"Kau tak merasa kita punya masalah?" Dimas mengawali pembicaraan di teras rumah. Sengaja aku tak menyuruhnya masuk rumah, biar di luar, biar masuk angin. Akhir-akhir ini udara yang bergerak di Surabaya membuat badan tak enak. Musim mulai tak jelas. Sama tak jelasnya dengan hubunganku dengan Dimas.
Yang ditanya asyik memainkan handphone, tak peduli pada lawan bicaranya. Aku sudah mendiamkan Dimas dari sebulan yang lalu. Dia tidak punya salah apa-apa. Aku hanya jenuh. Boleh dibilang ini salahku. Tapi apakah jenuh adalah suatu kesalahan?
"Ada yang lain selain aku?" Dimas bertanya lagi. Aku tetap tak acuh. "Aku tak bisa kau diamkan terus menerus.

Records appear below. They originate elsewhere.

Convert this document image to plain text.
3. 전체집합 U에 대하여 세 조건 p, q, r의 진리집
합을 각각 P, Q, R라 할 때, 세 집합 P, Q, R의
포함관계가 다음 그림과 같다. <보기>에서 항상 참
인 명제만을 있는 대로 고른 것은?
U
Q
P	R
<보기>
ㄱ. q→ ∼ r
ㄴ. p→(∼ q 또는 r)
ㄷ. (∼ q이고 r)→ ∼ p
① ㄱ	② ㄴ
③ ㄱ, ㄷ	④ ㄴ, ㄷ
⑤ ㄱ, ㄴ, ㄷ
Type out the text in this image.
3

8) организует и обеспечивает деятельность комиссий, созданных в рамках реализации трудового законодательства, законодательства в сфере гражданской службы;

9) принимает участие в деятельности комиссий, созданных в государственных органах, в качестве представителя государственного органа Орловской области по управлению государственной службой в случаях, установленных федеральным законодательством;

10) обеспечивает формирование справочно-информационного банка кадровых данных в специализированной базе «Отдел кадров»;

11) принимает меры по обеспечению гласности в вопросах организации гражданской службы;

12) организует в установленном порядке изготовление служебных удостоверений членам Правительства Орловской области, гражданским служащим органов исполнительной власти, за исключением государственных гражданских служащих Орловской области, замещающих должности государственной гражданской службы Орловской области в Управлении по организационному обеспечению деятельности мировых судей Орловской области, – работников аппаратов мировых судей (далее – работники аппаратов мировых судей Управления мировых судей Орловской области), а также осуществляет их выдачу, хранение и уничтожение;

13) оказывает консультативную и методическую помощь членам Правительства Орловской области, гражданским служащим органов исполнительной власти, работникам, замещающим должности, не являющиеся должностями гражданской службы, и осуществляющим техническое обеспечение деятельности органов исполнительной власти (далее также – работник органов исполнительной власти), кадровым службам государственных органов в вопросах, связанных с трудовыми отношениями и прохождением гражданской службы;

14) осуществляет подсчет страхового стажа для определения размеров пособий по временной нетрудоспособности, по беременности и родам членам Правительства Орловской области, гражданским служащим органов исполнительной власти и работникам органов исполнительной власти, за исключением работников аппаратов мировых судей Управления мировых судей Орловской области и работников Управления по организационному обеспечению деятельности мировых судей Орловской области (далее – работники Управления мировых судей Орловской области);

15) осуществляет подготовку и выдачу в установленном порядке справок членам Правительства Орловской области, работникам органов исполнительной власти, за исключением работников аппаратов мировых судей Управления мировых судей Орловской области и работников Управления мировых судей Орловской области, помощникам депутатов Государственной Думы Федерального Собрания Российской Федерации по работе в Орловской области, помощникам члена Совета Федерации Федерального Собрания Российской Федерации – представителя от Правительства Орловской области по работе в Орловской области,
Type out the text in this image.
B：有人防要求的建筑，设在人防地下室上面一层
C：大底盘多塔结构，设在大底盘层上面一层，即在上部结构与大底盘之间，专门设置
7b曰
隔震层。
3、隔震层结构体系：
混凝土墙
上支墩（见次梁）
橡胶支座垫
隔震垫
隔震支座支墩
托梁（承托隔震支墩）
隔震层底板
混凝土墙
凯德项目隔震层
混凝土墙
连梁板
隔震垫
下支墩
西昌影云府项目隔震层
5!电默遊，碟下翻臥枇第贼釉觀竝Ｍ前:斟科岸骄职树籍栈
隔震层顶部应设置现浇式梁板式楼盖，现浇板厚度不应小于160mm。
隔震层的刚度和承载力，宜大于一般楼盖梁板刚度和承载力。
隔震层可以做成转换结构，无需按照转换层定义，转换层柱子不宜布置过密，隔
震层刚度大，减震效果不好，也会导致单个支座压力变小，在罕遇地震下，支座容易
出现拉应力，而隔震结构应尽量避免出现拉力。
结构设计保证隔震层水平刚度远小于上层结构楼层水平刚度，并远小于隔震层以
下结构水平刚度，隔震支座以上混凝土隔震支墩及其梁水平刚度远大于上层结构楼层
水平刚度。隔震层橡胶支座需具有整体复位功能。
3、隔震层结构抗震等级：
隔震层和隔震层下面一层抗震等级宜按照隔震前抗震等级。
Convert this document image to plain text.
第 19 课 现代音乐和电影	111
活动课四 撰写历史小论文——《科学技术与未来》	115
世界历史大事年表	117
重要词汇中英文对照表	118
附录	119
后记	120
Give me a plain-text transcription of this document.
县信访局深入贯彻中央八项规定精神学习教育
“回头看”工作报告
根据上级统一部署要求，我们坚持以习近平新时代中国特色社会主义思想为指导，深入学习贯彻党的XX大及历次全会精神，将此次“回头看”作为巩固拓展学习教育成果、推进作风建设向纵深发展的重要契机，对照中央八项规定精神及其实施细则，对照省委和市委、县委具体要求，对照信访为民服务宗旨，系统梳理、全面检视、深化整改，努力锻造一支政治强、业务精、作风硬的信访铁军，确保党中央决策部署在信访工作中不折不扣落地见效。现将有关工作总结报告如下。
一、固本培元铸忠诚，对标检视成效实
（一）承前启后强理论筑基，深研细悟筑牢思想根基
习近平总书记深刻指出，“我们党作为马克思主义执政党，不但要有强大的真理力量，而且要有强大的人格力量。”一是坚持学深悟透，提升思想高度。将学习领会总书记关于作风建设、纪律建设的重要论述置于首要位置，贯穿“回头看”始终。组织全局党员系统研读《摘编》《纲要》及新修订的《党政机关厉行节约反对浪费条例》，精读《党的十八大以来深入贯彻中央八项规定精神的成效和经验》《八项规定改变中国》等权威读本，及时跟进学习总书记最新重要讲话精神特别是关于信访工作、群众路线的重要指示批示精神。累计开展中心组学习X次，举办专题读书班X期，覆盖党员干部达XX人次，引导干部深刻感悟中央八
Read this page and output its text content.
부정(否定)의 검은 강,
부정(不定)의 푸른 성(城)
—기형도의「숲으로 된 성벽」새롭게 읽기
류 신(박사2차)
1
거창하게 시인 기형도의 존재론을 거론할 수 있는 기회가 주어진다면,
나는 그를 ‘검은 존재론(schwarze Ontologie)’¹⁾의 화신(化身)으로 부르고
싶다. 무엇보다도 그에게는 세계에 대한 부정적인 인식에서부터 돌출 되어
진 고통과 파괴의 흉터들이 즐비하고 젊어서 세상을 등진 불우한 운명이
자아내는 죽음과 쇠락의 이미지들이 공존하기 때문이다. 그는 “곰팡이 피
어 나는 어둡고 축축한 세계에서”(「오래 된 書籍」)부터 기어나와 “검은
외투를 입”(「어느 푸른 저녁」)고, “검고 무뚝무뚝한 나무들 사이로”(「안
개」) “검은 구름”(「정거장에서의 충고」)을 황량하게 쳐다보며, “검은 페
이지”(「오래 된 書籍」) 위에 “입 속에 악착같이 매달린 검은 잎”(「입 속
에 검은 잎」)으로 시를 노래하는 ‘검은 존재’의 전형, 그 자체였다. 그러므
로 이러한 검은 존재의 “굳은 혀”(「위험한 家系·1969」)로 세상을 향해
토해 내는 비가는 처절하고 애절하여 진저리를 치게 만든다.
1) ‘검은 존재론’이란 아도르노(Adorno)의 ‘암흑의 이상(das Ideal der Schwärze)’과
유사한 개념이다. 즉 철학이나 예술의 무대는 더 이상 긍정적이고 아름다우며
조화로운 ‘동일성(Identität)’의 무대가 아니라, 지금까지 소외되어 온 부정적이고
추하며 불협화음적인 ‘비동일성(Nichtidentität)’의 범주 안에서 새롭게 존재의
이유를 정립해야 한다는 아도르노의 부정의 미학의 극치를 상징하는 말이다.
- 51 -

Kau terlalu asyik dengan duniamu. Kamu mau kita putus?" nadanya mulai meninggi.
*hening
"Yaaaa...kalah kan! Kamu sih ganggu konsentrasiku!" aku kembali asyik dengan game setelah menyalahkan Dimas. Diam-diam kudengar Dimas mengambil nafas panjang kemudian menghembuskannya. Berat. Sepertinya dia ancang-ancang ingin beranjak dari tempat duduknya, kemudian duduk kembali.
"Aku pulang!" katanya kemudian. Beranjak, menoleh ke tuan rumah, berjalan satu langkah, menoleh kembali kemudian menghembuskan nafas kesal.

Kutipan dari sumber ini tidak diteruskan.